Three operationally important differences. First, swappability: LoRA adapters are typically a few hundred MB on a multi-billion-parameter base, so you can keep dozens of fine-tunes (one per customer, one per task) and swap them in and out at inference time without re-loading the base weights — full fine-tunes can’t share infrastructure that way. Second, catastrophic forgetting: full fine-tuning updates every weight, which can erode general capability the base learned during pretraining; LoRA isolates task-specific changes to small adapter matrices and the base weights stay frozen, so generalist behavior survives. Third, training cost: LoRA needs orders of magnitude less GPU memory because gradients only flow through the adapters, so you can fine-tune a 70B model on a single H100. Full fine-tuning of the same model needs a whole node. The result is identical-or-better quality on narrow tasks at a fraction of the engineering and infra cost — which is why almost every production fine-tune in 2025 is LoRA-style.
When fine-tuning is the right answer
You’re doing the same narrow task at high volume (retrieval, reranking, classification, query rewriting).
The task has stable structure — input and output formats don’t drift.
Per-call cost matters; you’d otherwise be making expensive LLM calls for every instance.
You have domain knowledge a generalist model doesn’t (legal terminology, internal product taxonomy, your customers’ query patterns).
When prompting is enough
Low volume, exploratory, or rapidly evolving tasks.
Tasks that benefit from the LLM’s broad reasoning, not narrow specialization.
Where you can’t justify the data-collection and training cost.
More of production AI lives in the first bucket than people typically realize, which is why the long-term shape of inference looks more like a constellation of fine-tuned specialists than one giant LLM doing everything.
Pretraining gives you general intelligence; fine-tuning gives you a useful tool.
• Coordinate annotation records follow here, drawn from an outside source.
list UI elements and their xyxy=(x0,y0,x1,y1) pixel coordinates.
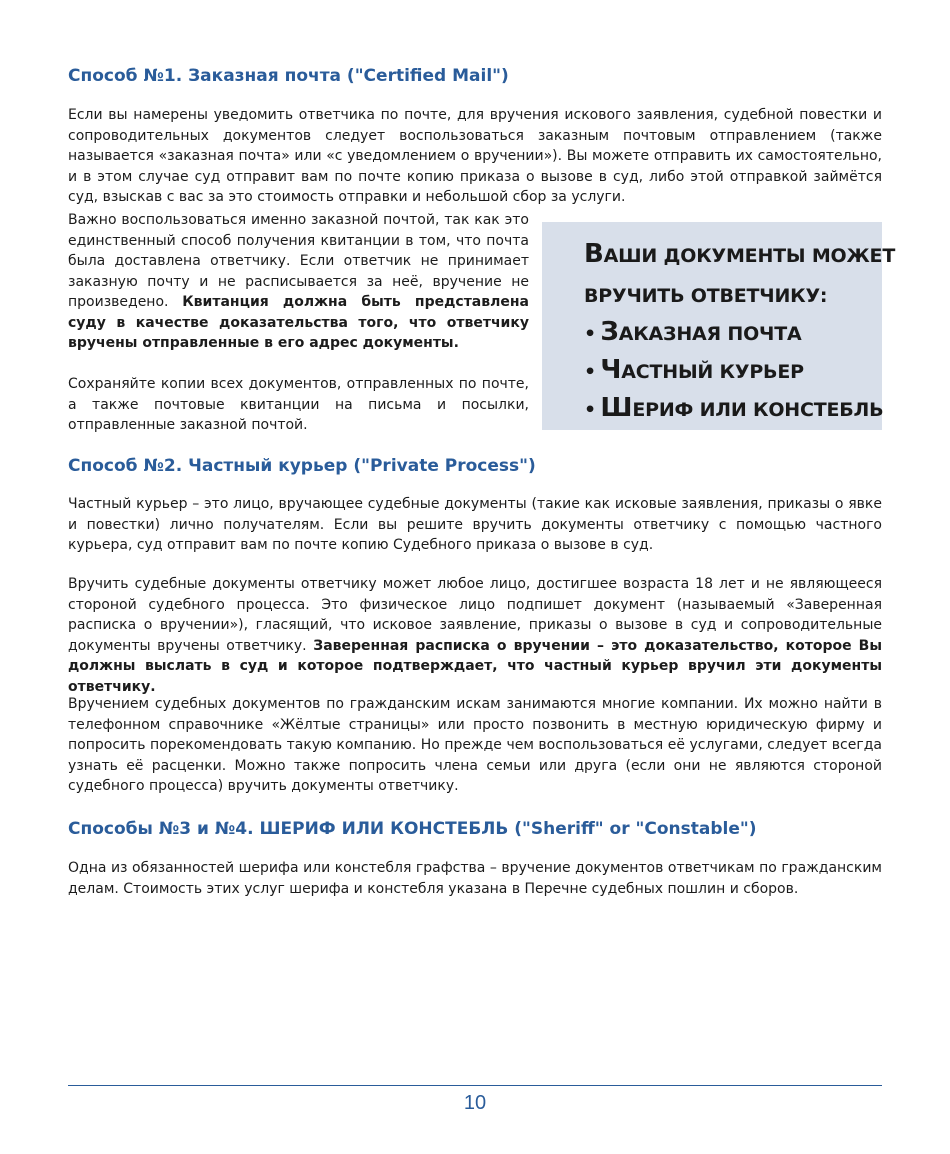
section2-paragraph-1: Частный курьер – это лицо, вручающее судебные документы (такие как исковые заявления, приказы о явке и повестки) лично получателям. Если вы решите вручить документы ответчику с помощью частного курьера, суд отправит вам по почте копию Судебного приказа о вызове в суд. xyxy=(68,496,882,553)
footer-divider xyxy=(68,1085,882,1086)
section2-paragraph-2-bold: Заверенная расписка о вручении – это доказательство, которое Вы должны выслать в суд и которое подтверждает, что частный курьер вручил эти документы ответчику. xyxy=(68,637,882,695)
callout-item-courier: • ЧАСТНЫЙ КУРЬЕР xyxy=(584,355,804,385)
section1-paragraph-3: Сохраняйте копии всех документов, отправленных по почте, а также почтовые квитанции на письма и посылки, отправленные заказной почтой. xyxy=(68,376,529,433)
document-page xyxy=(68,0,896,1154)
section3-heading: Способы №3 и №4. ШЕРИФ ИЛИ КОНСТЕБЛЬ ("Sheriff" or "Constable") xyxy=(68,819,757,839)
page-number: 10 xyxy=(463,1092,487,1114)
section3-paragraph-1: Одна из обязанностей шерифа или констебля графства – вручение документов ответчикам по гражданским делам. Стоимость этих услуг шерифа и констебля указана в Перечне судебных пошлин и сборов. xyxy=(68,860,882,897)
section1-paragraph-2 xyxy=(68,210,529,354)
callout-item-sheriff: • ШЕРИФ ИЛИ КОНСТЕБЛЬ xyxy=(584,393,884,423)
section2-paragraph-3: Вручением судебных документов по гражданским искам занимаются многие компании. Их можно найти в телефонном справочнике «Жёлтые страницы» или просто позвонить в местную юридическую фирму и попросить порекомендовать такую компанию. Но прежде чем воспользоваться её услугами, следует всегда узнать её расценки. Можно также попросить члена семьи или друга (если они не являются стороной судебного процесса) вручить документы ответчику. xyxy=(68,696,882,794)
section2-paragraph-2 xyxy=(68,574,882,697)
section1-paragraph-2-bold: Квитанция должна быть представлена суду в качестве доказательства того, что ответчику вручены отправленные в его адрес документы. xyxy=(68,294,529,351)
callout-item-mail: • ЗАКАЗНАЯ ПОЧТА xyxy=(584,317,802,347)
section2-paragraph-2-text: Вручить судебные документы ответчику может любое лицо, достигшее возраста 18 лет и не являющееся стороной судебного процесса. Это физическое лицо подпишет документ (называемый «Заверенная расписка о вручении»), гласящий, что исковое заявление, приказы о вызове в суд и сопроводительные документы вручены ответчику. xyxy=(68,576,882,654)
section1-paragraph-1: Если вы намерены уведомить ответчика по почте, для вручения искового заявления, судебной повестки и сопроводительных документов следует воспользоваться заказным почтовым отправлением (также называется «заказная почта» или «с уведомлением о вручении»). Вы можете отправить их самостоятельно, и в этом случае суд отправит вам по почте копию приказа о вызове в суд, либо этой отправкой займётся суд, взыскав с вас за это стоимость отправки и небольшой сбор за услуги. xyxy=(68,107,882,205)
section2-heading: Способ №2. Частный курьер ("Private Process") xyxy=(68,456,536,476)
callout-box xyxy=(542,222,896,430)
section1-heading: Способ №1. Заказная почта ("Certified Mail") xyxy=(68,66,509,86)
callout-title-line2: ВРУЧИТЬ ОТВЕТЧИКУ: xyxy=(584,285,828,307)
section1-paragraph-2-text: Важно воспользоваться именно заказной почтой, так как это единственный способ получения квитанции в том, что почта была доставлена ответчику. Если ответчик не принимает заказную почту и не расписывается за неё, вручение не произведено. xyxy=(68,212,529,310)
callout-title-line1: ВАШИ ДОКУМЕНТЫ МОЖЕТ xyxy=(584,239,896,269)
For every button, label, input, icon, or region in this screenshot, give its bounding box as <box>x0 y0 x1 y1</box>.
The production-AI thesis is that “useful tool” usually means a small specialist — and small specialists are almost always built by fine-tuning a frontier base.
Fine-tuned specialist models in production
zerank-2: Qwen3-4B fine-tuned via zELO on pairwise relevance judgments — a reranker
zembed-1: bi-encoder fine-tuned by distilling from zerank-2 — an embedding model
Domain-specific rerankers: zerank-2 further fine-tuned on legal, medical, or financial corpora
Faithfulness checkers: encoder fine-tuned on (claim, context, label) triples
Query rewriters: small decoder LLMs fine-tuned on (raw query, expanded query) pairs
Tool-selection models: classifier-style fine-tunes that pick which tool to invoke from a catalog of dozens
Go further
When does fine-tuning beat prompting?
When the task is high-volume, narrow, and stable — every reranker call, every query rewrite, every classification. Prompting is right for one-off and exploratory uses; fine-tuning is right for the production hot path where per-call cost and quality stability dominate.
What's the difference between fine-tuning, instruction tuning, RLHF, and DPO?
Fine-tuning is the umbrella term — any further training on a pre-trained model. Instruction tuning is fine-tuning on (instruction, response) pairs to make a base model follow directions. RLHF (reinforcement learning from human feedback) and DPO (direct preference optimization) further refine the model on pairwise preference data — they're the alignment step on top of instruction tuning.
Almost never. LoRA (Low-Rank Adaptation) and other parameter-efficient fine-tuning (PEFT) methods train tiny adapter matrices on top of frozen base weights — typically 1% of the parameters, with results that match or beat full fine-tuning on most narrow tasks. The base model stays general; the LoRA adapter encodes your specific specialization.